Sarzana si è poi soffermato sul diritto all’oblio, cioè il diritto a ottenere la cancellazione di quelle informazioni che ledono privacy e onore di una persona nel momento in cui cessano di essere di interesse pubblico. “Fino al 2014, in questi casi solo la fonte che aveva emesso la notizia poteva eliminarla. La sentenza della Corte di Giustizia dell’Ue sul caso Costeja però ha cambiato tutto. Ora anche Google è tenuta a eliminare un contenuto dai motori di ricerca se questo non è più attuale e pertinente”. Costeja, avvocato spagnolo, aveva fatto causa a Google, vincendola, perché voleva che alcuni suoi vecchi guai giudiziari fossero cancellati dal web. Nonostante la vittoria, così facendo ha però reso le proprie vicende immortali, ottenendo quindi l’esatto opposto di quello che cercava. “E’ il cosiddetto ‘effetto Streisand’ – spiega Sarzana –  Il web non è il mondo tradizionale, ha caratteristiche diverse dalla stampa. Se agisci per difendere il tuo diritto all’oblio finisci per dare ancora più visibilità alla tua storia”.

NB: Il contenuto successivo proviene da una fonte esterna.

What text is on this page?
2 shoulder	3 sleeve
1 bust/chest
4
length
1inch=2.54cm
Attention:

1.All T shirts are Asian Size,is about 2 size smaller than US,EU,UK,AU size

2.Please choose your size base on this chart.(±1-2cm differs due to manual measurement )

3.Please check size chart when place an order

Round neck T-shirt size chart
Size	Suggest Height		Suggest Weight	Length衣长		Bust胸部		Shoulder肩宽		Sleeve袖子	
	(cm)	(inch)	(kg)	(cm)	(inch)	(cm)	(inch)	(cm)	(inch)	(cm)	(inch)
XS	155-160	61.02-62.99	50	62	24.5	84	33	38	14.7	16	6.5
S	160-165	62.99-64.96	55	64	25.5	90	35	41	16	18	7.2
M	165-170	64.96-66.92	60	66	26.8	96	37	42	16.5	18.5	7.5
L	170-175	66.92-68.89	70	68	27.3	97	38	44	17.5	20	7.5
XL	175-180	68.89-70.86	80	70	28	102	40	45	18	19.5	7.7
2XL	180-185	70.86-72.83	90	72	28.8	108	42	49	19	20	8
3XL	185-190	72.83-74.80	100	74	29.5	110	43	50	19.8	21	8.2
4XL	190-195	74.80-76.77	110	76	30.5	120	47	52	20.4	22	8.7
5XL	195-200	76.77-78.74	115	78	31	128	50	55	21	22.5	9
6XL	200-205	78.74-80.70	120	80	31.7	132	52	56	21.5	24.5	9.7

Per questo, almeno sul web, la tutela di questo diritto è quasi impossibile. “Quando i giornali ricevono una richiesta di diritto all’oblio, avviano una serie di procedure – continua Sarzana – levano i tag, deindicizzano la notizia o la spostano sull’archivio cartaceo. Ma se le grandi testate pubblicano una notizia, il diritto all’oblio te lo puoi scordare. Infatti il Garante della privacy oggi parla di diritto all’aggiornamento, che sul web equivale alla condanna”.

Ma al di là di norme, diritti e doveri, per Sarzana la ricetta per tenersi lontani dai guai è semplice: “Controllate sempre bene le vostre fonti, senza farvi prendere dalla fretta. In Italia c’è troppa ansia di scoop, in America ad esempio le redazioni online controllano la notizia cento volte più della redazione ordinaria, da noi invece è il contrario. Se sei sicuro di ciò che hai scritto, puoi sempre rispondere ‘hai detto una sciocchezza’ a chi ti contesta qualcosa”.